The fact Wes Anderson isn’t afraid to harm animals is part of what makes this movie so effective. There are moments of terror, in part because we know that if this were any of his other movies, they likely would be dead.

I feel this film reaches a peak during a sequence where Atari, the young boy, is alone with Chief, the stray among the pack that otherwise consists of former pets. Though Atari is rarely given a direct translation, we can fully understand his intents here. What Anderson gets across perfectly is that, while we may speak a different language, the way we communicate with dogs is nearly universal.

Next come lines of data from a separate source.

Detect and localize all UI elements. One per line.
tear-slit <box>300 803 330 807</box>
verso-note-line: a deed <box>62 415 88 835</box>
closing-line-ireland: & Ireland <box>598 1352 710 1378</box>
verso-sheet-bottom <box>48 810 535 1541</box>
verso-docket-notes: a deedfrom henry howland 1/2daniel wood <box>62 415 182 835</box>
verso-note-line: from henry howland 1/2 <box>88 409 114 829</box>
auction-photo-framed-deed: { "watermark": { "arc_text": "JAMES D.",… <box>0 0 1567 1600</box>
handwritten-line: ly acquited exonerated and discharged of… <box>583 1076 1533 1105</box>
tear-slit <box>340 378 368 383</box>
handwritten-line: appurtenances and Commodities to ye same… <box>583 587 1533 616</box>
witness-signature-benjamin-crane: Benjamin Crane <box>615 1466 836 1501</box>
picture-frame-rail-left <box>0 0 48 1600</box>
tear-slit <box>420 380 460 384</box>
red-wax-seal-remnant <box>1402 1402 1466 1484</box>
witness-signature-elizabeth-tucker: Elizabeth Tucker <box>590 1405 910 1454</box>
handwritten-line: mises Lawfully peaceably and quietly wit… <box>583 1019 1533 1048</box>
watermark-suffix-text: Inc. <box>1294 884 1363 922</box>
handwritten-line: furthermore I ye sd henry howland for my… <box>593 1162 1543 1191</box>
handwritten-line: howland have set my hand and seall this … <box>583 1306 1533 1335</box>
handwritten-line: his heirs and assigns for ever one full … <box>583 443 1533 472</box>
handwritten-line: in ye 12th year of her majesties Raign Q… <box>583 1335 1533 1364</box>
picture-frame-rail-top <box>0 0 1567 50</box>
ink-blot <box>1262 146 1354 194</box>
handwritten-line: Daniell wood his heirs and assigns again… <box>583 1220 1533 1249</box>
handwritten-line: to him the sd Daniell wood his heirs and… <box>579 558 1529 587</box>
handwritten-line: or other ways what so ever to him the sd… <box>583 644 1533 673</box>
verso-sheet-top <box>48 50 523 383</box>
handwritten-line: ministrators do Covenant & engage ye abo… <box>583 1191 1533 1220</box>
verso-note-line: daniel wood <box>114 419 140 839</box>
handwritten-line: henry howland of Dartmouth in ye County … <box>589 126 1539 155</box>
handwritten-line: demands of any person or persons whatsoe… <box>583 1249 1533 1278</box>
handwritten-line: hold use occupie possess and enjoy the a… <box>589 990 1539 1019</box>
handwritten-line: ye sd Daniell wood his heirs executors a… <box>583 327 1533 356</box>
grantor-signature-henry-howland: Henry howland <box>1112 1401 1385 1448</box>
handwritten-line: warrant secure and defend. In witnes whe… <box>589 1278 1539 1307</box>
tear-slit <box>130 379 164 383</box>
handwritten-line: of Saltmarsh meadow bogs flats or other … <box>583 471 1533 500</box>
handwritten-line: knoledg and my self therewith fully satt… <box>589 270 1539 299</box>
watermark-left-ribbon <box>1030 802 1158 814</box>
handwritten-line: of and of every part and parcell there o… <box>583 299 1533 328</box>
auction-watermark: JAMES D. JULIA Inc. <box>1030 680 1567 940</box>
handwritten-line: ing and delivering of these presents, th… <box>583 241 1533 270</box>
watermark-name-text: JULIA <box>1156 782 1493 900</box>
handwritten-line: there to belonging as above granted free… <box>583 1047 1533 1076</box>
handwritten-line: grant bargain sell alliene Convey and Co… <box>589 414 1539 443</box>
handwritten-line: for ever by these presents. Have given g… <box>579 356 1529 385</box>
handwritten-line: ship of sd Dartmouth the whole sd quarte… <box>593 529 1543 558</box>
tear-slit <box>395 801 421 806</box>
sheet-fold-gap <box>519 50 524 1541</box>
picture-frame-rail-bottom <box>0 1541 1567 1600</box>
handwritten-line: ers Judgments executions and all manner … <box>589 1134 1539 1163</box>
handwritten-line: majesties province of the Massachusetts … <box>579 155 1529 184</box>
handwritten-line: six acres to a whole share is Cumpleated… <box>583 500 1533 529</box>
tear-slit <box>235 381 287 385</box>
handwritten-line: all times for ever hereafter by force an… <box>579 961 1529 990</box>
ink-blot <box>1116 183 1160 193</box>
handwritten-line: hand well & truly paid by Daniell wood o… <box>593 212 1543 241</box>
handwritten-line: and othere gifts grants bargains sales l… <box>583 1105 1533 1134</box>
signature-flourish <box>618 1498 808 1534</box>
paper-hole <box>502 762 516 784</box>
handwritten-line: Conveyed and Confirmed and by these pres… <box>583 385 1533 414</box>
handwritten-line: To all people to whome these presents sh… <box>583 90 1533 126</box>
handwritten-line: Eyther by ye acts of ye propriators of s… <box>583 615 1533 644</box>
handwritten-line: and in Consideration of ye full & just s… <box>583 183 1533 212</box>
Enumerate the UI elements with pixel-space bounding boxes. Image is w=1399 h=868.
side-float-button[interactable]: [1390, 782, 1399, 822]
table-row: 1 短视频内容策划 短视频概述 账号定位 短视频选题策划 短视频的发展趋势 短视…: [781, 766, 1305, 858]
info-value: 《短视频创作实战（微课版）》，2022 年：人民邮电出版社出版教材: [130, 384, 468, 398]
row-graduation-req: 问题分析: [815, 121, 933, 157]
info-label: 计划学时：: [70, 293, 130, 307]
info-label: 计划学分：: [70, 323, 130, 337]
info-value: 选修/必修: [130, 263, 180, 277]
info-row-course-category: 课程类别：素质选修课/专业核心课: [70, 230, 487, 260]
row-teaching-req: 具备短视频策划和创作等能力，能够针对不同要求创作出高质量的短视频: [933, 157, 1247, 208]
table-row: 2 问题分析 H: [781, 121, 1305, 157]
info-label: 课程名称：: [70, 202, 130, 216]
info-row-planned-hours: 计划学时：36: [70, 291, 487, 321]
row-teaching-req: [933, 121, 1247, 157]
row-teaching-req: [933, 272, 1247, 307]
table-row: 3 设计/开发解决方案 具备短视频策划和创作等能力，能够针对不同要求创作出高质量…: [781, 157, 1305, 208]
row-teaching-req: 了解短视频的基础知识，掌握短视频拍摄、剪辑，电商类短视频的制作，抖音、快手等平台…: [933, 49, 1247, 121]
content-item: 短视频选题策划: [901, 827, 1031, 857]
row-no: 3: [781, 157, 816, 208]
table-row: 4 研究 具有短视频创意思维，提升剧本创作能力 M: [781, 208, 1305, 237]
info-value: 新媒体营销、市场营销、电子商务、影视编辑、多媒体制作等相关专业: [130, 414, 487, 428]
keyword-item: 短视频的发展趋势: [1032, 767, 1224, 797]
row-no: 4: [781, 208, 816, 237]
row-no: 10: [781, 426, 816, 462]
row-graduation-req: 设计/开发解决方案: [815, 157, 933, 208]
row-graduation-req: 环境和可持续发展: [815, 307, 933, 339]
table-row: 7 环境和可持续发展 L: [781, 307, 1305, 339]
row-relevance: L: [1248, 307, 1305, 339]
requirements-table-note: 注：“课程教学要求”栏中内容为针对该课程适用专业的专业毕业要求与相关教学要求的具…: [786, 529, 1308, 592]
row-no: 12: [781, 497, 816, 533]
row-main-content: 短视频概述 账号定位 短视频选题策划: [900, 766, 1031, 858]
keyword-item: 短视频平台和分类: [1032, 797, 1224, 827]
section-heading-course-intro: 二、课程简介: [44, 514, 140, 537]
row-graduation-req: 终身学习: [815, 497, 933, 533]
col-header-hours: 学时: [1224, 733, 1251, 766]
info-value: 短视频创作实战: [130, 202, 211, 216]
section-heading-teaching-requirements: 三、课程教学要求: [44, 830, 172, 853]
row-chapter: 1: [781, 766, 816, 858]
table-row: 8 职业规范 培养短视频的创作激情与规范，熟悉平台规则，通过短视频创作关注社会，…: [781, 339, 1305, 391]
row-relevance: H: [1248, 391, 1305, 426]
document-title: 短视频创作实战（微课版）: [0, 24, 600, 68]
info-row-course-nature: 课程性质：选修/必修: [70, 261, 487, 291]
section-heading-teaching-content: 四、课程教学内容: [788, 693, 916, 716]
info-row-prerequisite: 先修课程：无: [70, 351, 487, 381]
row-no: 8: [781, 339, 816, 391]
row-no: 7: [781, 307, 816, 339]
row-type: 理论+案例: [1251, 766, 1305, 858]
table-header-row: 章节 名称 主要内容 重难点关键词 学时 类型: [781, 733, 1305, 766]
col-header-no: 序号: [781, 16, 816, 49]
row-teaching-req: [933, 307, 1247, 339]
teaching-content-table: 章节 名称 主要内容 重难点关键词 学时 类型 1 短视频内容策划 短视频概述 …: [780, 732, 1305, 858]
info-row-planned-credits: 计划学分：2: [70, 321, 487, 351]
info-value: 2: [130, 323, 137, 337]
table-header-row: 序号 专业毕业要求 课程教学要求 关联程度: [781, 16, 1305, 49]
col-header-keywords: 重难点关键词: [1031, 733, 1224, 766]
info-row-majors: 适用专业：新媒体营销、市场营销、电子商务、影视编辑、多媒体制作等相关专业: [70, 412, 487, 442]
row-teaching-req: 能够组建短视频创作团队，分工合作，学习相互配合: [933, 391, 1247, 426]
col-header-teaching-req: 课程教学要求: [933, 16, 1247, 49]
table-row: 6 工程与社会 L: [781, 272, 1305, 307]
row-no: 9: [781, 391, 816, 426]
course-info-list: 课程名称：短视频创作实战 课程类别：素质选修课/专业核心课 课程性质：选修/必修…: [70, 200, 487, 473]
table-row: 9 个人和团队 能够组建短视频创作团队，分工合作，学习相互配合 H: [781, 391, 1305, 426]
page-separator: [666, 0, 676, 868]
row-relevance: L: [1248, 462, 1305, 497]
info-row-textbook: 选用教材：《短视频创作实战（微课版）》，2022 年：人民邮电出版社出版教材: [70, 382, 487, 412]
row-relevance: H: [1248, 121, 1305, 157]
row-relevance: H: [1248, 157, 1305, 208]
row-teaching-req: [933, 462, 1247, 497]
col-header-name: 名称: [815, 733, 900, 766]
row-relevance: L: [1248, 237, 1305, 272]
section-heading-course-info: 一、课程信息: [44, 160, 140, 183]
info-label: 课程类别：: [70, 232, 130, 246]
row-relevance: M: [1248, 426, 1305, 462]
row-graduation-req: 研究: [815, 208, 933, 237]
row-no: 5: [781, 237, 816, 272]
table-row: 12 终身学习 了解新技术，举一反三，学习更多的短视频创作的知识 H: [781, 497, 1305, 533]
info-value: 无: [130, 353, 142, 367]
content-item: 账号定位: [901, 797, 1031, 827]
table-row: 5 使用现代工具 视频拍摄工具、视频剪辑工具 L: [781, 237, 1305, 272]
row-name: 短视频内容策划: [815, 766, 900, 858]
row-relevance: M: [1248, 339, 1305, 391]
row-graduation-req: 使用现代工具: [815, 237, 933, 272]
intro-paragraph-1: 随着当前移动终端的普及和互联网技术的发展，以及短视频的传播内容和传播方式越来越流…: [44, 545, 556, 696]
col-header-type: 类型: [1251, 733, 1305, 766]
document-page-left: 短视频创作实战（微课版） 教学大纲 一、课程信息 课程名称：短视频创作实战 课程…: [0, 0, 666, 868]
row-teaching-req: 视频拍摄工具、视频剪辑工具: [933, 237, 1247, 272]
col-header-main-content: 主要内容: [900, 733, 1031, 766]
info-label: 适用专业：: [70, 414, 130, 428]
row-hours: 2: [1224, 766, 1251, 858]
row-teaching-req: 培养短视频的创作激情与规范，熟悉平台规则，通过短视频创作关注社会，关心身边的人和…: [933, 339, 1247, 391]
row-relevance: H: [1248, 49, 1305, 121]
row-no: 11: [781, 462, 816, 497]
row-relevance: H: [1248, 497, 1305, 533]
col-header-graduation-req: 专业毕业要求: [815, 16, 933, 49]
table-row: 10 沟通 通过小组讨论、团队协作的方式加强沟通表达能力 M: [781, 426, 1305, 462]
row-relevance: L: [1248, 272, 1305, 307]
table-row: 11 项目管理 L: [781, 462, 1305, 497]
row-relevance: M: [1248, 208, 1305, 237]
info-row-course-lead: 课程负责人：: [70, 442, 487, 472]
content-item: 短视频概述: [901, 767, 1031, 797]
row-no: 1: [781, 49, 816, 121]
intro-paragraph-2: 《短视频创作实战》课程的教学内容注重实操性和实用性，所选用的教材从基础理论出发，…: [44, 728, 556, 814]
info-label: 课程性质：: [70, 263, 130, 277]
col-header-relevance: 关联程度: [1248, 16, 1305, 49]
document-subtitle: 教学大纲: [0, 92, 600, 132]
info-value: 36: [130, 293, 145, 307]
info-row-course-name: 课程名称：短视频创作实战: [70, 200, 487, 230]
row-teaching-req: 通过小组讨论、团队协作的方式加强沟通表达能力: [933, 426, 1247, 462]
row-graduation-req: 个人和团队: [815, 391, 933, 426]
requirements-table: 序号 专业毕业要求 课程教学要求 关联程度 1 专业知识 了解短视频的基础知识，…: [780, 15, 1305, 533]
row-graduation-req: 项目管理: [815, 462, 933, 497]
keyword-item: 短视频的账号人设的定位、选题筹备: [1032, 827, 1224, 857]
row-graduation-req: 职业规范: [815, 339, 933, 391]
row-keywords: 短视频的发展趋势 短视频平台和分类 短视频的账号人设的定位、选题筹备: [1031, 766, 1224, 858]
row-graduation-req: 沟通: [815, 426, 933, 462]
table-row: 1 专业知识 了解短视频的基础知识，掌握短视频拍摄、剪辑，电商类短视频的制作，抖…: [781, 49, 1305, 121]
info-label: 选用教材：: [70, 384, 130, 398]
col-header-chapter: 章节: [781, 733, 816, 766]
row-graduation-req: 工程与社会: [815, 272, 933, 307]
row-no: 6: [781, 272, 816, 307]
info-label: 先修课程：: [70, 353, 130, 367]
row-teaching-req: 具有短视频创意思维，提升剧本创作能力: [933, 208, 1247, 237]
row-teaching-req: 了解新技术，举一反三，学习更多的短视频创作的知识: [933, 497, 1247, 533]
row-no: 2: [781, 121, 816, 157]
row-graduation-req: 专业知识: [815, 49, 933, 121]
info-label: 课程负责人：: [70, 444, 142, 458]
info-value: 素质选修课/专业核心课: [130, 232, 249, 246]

Atari is the shining beacon at the center of this film, I believe the character most representative of the movie’s themes. Words are only one tool for communication. There’s passion in his actions. In this way, Isle of Dogs feels like a callback to silent cinema.

On a technical and stylistic level, this is exactly what you would expect from a Wes Anderson film. Symmetrical composition and use of colors are on point. The stop-motion animation is gorgeous.

The screenplay is likewise familiar. The characters all have their exaggerated quirks, dialogue is more concerned with wit than realism. These elements are strong, but the film is at its best when it gives room for silence – or, if not silence, periods where the average viewer cannot understand the language.

In the end, I feel this might be a bit weaker than Wes Anderson’s previous three films, but still an excellent addition to his body of work. It does just enough different to feel fresh while maintaining his usual charm. I think most importantly, while his other films seem to create emotional distance through the oddities of their characters, Anderson manages to actually create resonance through a language barrier. That takes skill.